L’orthographe est-elle respectable ?
Description
Avant d’entrer dans le pourquoi de ce sujet qui me questionne et me passionne, entendons-nous bien sûr le quoi. Qu’est-ce que l’orthographe ?
L’orthographe, c’est l’écriture de la langue, c’est-à-dire le code graphique qui sert à retranscrire la langue. Ce n’est donc pas la langue elle-même. C’est un outil au service de la langue.
Notre analyse questionne donc uniquement ce code qu’est l’orthographe et notre rapport à ce code, tout spécifiquement pour nous, Francophones,… Car nous allons le voir, nous, Francophones, avons un rapport à ce code bien particulier, qui n’a rien d’universel, ni dans le temps, ni dans l’espace.
Il ne s’agit donc absolument pas de questionner la langue française, son vocabulaire, sa syntaxe, sa grammaire.
Cette langue, cette parole, si présente au cœur de notre travail de recherche maçonnique, cette parole que nous apprenons tous à manier avec prudence et rigueur, mais qui est aussi au cœur de la méthode symbolique.
Voilà donc pour le quoi.
Le pourquoi. J’imagine ne pas être la seule à avoir sué sang et eau sur certaines dictées, à avoir utilisé un mot pour un autre quand je n’étais pas sûre de l’orthographe, à avoir fait un « pâté » dans l’écriture d’un mot en espérant que l’enseignant y lirait la bonne orthographe.
J’imagine que je partage avec plusieurs d’entre vous des souvenirs douloureux liés à l’apprentissage de ce code si particulier… J’ai ainsi le souvenir cuisant de ma première dictée « surprise » à mon entrée dans le secondaire et d’avoir dû écrire le mot « candélabre »… mot qu’à douze ans je n’avais ni lu, ni entendu. J’ai évidemment récolté un zéro, accompagné d’un commentaire humiliant à souhait. J’intégrerai pour longtemps que l’orthographe a une haute valeur et permet de juger.
J’aborderai comment, dans mon rapport à l’orthographe comme dans mon lien à la franc-maçonnerie, j’observe que la rationalité pure a ses limites et est difficile à intégrer profondément.
Il faut bien dire que l’orthographe française est « truffée » de bizarreries et d’incohérences.
En français on écrit bruit, édit ou crédit avec t, car ces mots viennent des verbes bruiter, éditer ou créditer…, mais pas pour abri qui vient pourtant d’abriter.
On écrit dix avec un x qu’on prononce s, alors qu’on écrit une dizaine avec un z et un dixième, qu’on écrit x, mais qu’on prononce z.
On écrit contraindre avec ai, astreindre ou restreindre avec ei, alors qu’ils viennent tous les trois de stringere en latin.
On écrit poids avec un d alors qu’il vient de pensum en latin.

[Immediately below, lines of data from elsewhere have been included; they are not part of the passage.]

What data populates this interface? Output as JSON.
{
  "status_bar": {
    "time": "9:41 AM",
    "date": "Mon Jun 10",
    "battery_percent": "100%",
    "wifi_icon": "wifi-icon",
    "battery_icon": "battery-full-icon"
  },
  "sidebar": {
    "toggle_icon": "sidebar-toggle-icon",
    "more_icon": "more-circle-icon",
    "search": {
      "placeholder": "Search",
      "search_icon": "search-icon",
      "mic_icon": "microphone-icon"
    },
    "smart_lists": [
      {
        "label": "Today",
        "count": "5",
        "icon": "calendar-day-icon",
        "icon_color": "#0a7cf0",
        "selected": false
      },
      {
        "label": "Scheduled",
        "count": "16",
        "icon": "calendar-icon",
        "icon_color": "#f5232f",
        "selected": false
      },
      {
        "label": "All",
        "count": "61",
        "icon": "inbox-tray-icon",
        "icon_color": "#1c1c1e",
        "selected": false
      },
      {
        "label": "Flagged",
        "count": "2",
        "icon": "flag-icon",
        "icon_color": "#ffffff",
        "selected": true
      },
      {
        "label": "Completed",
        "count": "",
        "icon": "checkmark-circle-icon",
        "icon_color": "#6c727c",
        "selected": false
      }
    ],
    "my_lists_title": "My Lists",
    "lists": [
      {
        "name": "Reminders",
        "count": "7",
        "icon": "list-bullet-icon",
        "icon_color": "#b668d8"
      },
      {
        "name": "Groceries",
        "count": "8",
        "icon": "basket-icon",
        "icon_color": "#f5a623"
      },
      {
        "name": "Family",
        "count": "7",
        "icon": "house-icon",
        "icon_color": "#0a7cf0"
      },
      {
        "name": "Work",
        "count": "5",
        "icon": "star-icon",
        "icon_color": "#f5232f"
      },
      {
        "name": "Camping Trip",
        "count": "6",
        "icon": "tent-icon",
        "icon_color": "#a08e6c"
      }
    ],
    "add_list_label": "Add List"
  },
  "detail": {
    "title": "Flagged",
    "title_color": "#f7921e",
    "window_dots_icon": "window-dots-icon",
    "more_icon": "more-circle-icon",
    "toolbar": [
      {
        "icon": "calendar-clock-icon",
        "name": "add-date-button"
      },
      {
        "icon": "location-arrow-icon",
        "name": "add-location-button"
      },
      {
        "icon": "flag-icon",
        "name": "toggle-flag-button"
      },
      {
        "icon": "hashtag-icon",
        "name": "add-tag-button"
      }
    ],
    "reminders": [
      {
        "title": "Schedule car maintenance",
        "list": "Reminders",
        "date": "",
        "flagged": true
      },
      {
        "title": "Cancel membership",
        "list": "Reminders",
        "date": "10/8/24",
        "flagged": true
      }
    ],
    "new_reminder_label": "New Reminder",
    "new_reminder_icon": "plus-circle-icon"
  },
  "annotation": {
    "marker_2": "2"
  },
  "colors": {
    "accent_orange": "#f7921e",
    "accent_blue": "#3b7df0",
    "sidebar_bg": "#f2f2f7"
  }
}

Le mot monsieur est le seul mot de la langue française où l’on écrit le son e avec on et le son eu avec eur.
En français, il y a aussi beaucoup de lettres qu’on ne prononce pas :
– Le c de tabac
– Le g de doigt
– Le l de gentil
– Le p de baptême
– Le z de nez
En français, il y a aussi les consonnes doubles :
– Alléger, mais alourdir
– Charrette, mais chariot
– Résonner, mais résonance
– Siffler, mais persifler
Et pourtant, si nous allons voir ailleurs, les choses se passent de manière très différente.
Un certain nombre de langues possèdent ce qu’on appelle un code « transparent » (une lettre un son). C’est le cas du turc, du croate, du finnois, du bulgare… alors que le français possède un code dit « obscure » : un même son peut s’écrire de nombreuses manières (le son s peut s’écrire de douze manières différentes) et un même graphème peut se prononcer de plusieurs manières également (la lettre s peut se prononcer de trois manières).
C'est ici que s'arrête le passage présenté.